Padahal kata dia, dari 8 kabupaten yang masuk dalam provinsi baru itu, pihaknya melalui Asosiasi Bupati sudah sepakat untuk masing masing kabupaten mengajukan dan mendapat jatah masing-masing dua pejabat eselon II. Sementara untuk mutasi pegawai setiap kabupaten 100 orang. Adapun pejabat dari Pemkab Pegubin yang diakomodir, namun bukan dari pejabat orang asli Pegunungan Bintang.

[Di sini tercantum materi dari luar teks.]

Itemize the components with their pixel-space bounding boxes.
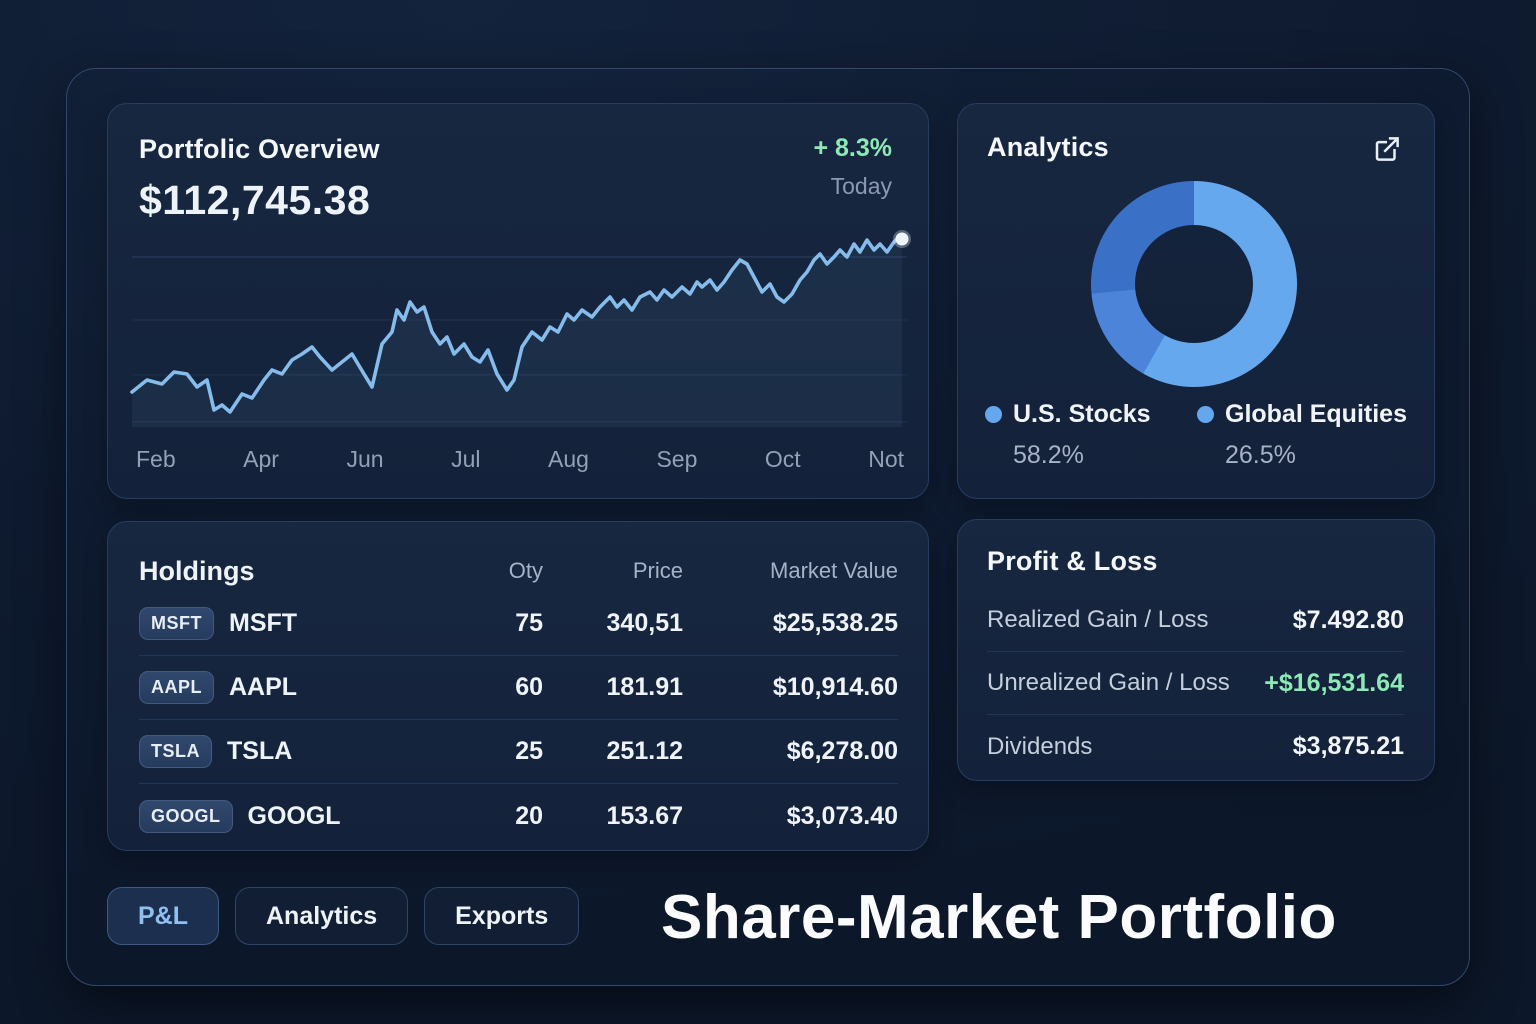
x-tick-sep: Sep [656, 446, 698, 472]
ticker-symbol: MSFT [229, 609, 298, 637]
cell-qty: 20 [515, 801, 543, 830]
cell-price: 340,51 [606, 609, 683, 637]
line-endpoint-dot [893, 230, 911, 248]
x-tick-not: Not [868, 446, 904, 472]
column-qty: Oty [508, 558, 543, 583]
pnl-value: $3,875.21 [1292, 732, 1404, 760]
x-tick-jun: Jun [346, 446, 384, 472]
cell-price: 181.91 [606, 673, 683, 701]
cell-qty: 75 [515, 609, 543, 637]
pnl-value: $7.492.80 [1292, 605, 1404, 634]
dashboard-panel: Portfolic Overview $112,745.38 + 8.3% To… [66, 68, 1470, 986]
x-tick-oct: Oct [764, 446, 801, 472]
pnl-label: Dividends [987, 732, 1093, 760]
holdings-card: Holdings Oty Price Market Value MSFT MSFT… [107, 521, 929, 851]
pnl-row-unrealized-gain-loss: Unrealized Gain / Loss +$16,531.64 [987, 652, 1404, 715]
external-link-icon[interactable] [1372, 134, 1402, 164]
line-chart-svg [130, 230, 911, 427]
holding-row-tsla[interactable]: TSLA TSLA 25 251.12 $6,278.00 [139, 720, 898, 784]
ticker-symbol: GOOGL [247, 801, 341, 830]
chart-x-axis: Feb Apr Jun Jul Aug Sep Oct Not [136, 446, 904, 473]
cell-market-value: $10,914.60 [772, 673, 898, 701]
pnl-value: +$16,531.64 [1264, 668, 1404, 697]
holdings-title: Holdings [139, 555, 255, 586]
legend-label: Global Equities [1225, 400, 1407, 428]
cell-market-value: $25,538.25 [772, 609, 898, 637]
cell-qty: 25 [515, 737, 543, 765]
ticker-badge: MSFT [139, 607, 214, 640]
pnl-row-dividends: Dividends $3,875.21 [987, 715, 1404, 778]
x-tick-aug: Aug [548, 446, 589, 472]
tab-analytics[interactable]: Analytics [235, 887, 409, 945]
line-area-fill [132, 236, 902, 427]
pnl-row-realized-gain-loss: Realized Gain / Loss $7.492.80 [987, 589, 1404, 652]
legend-dot-icon [1197, 406, 1214, 423]
legend-label: U.S. Stocks [1013, 400, 1151, 428]
tab-bar: P&L Analytics Exports [107, 887, 580, 945]
holdings-header-row: Holdings Oty Price Market Value [139, 550, 898, 592]
legend-value: 26.5% [1225, 441, 1296, 469]
ticker-badge: AAPL [139, 671, 214, 704]
pnl-title: Profit & Loss [987, 546, 1158, 576]
donut-legend: U.S. Stocks 58.2% Global Equities 26.5% [985, 400, 1409, 470]
portfolio-change-period: Today [830, 173, 892, 199]
pnl-label: Unrealized Gain / Loss [987, 669, 1230, 696]
legend-item-u-s-stocks: U.S. Stocks 58.2% [985, 400, 1197, 470]
holding-row-googl[interactable]: GOOGL GOOGL 20 153.67 $3,073.40 [139, 784, 898, 848]
portfolio-line-series [130, 234, 904, 414]
holding-row-aapl[interactable]: AAPL AAPL 60 181.91 $10,914.60 [139, 656, 898, 720]
column-price: Price [632, 558, 683, 583]
cell-market-value: $6,278.00 [786, 737, 898, 765]
holding-row-msft[interactable]: MSFT MSFT 75 340,51 $25,538.25 [139, 592, 898, 656]
analytics-card: Analytics U.S. Stocks 58.2% Global Equitie… [957, 103, 1435, 499]
x-tick-apr: Apr [243, 446, 279, 472]
app-title: Share-Market Portfolio [661, 883, 1337, 952]
holdings-rows: MSFT MSFT 75 340,51 $25,538.25 AAPL AAPL 60 181.… [139, 592, 898, 848]
legend-item-global-equities: Global Equities 26.5% [1197, 400, 1409, 470]
cell-market-value: $3,073.40 [786, 801, 898, 830]
allocation-donut-chart[interactable] [1091, 181, 1297, 387]
cell-price: 251.12 [606, 737, 683, 765]
cell-qty: 60 [515, 673, 543, 701]
portfolio-value: $112,745.38 [139, 177, 371, 223]
x-tick-jul: Jul [451, 446, 481, 472]
profit-loss-card: Profit & Loss Realized Gain / Loss $7.492… [957, 519, 1435, 781]
legend-dot-icon [985, 406, 1002, 423]
ticker-symbol: AAPL [229, 673, 298, 701]
cell-price: 153.67 [606, 801, 683, 830]
portfolio-overview-card: Portfolic Overview $112,745.38 + 8.3% To… [107, 103, 929, 499]
pnl-rows: Realized Gain / Loss $7.492.80 Unrealized … [987, 589, 1404, 778]
pnl-label: Realized Gain / Loss [987, 606, 1209, 633]
legend-value: 58.2% [1013, 441, 1084, 469]
x-tick-feb: Feb [136, 446, 176, 472]
column-market-value: Market Value [770, 558, 898, 583]
ticker-symbol: TSLA [227, 737, 293, 765]
tab-exports[interactable]: Exports [424, 887, 580, 945]
ticker-badge: TSLA [139, 735, 212, 768]
portfolio-title: Portfolic Overview [139, 134, 380, 164]
ticker-badge: GOOGL [139, 799, 233, 833]
analytics-title: Analytics [987, 132, 1109, 162]
portfolio-line-chart[interactable] [130, 230, 911, 427]
portfolio-change-badge: + 8.3% [813, 134, 892, 162]
tab-pl[interactable]: P&L [107, 887, 219, 945]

“Ada tapi teman-teman dari luar Pegunungan Bintang seperti Plt Kepala BKD, Plt Kepala Pekerjaan Umum dan kemarin sekitar 4 orang,” tegasnya.
Menurut Bupati Spei, fakta hari ini membuktikan bahwa kekuatiran pemerintah dan seluruh elemen masyarakat Pegunungan Bintang yang pada Juni 2022 yang kemudian melakukan demonstrasi besar-besaran menolak bergabung dengan Provinsi Papua Pegunungan menjelang pengesahan Undang-Undang Daerah Otonomi Baru (DOB) itu, kini benar-benar terjadi. Bahkan kata dia, pengalaman dan perlakukan diskriminatif yang dialami masyarakat Pegunungan Bintang selama 40 tahun bergabung dengan Kabupaten Jayawijaya kini terulang kembali.
“Kami tetap menjadi wilayah yang tidak diperhitungkan dalam pemerintahan, pelayanan kemasyarakatan, dan pembangunan perekonomian. Dulu kami tolak bergabung dengan provinsi ini karena tiga alasan. Pertama, kami susah akses ekonomi ke Wamena karena sangat jauh. Kedua, SDM yang kami siapkan juga tidak akan dipakai. Ketiga, aspek ketidakadilan pembangunan. Jadi saya sebagai bupati sangat kecewa dengan kebijakan yang dilakukan oleh pemerintahan Pj Gubernur sekarang,”tegasnya.
Karena itu dengan tegas dia meminta Pemerintah Provinsi Papua Pegunungan harus mengkaji dan merombak ulang eselonisasi yang sudah dilakukan dengan mengakomodir secara adil seluruh SDM aparatur dari 8 kabupaten, dimana tidak hanya Kabupaten Pegunungan Bintang, tetapi juga 3 kabupaten lain yang bernasib serupa yakni Yahukimo, Nduga dan Yalimo.
“Semacam ada stigma bahwa kami yang dari wilayah ini tidak mampu. Untuk apa pemekaran provinsi kalau sama saja kami tidak diberdayakan. Kami akan minta Penjabat Gubernur Papua Pegunungan untuk mengkaji kembali kebijakannya dan mengakomodir secara adil seluruh kabupaten. Provinsi ini milik rakyat di 8 kabupaten itu, bukan hanya milik suku tertentu,”Pungkasnya. (roy/gin).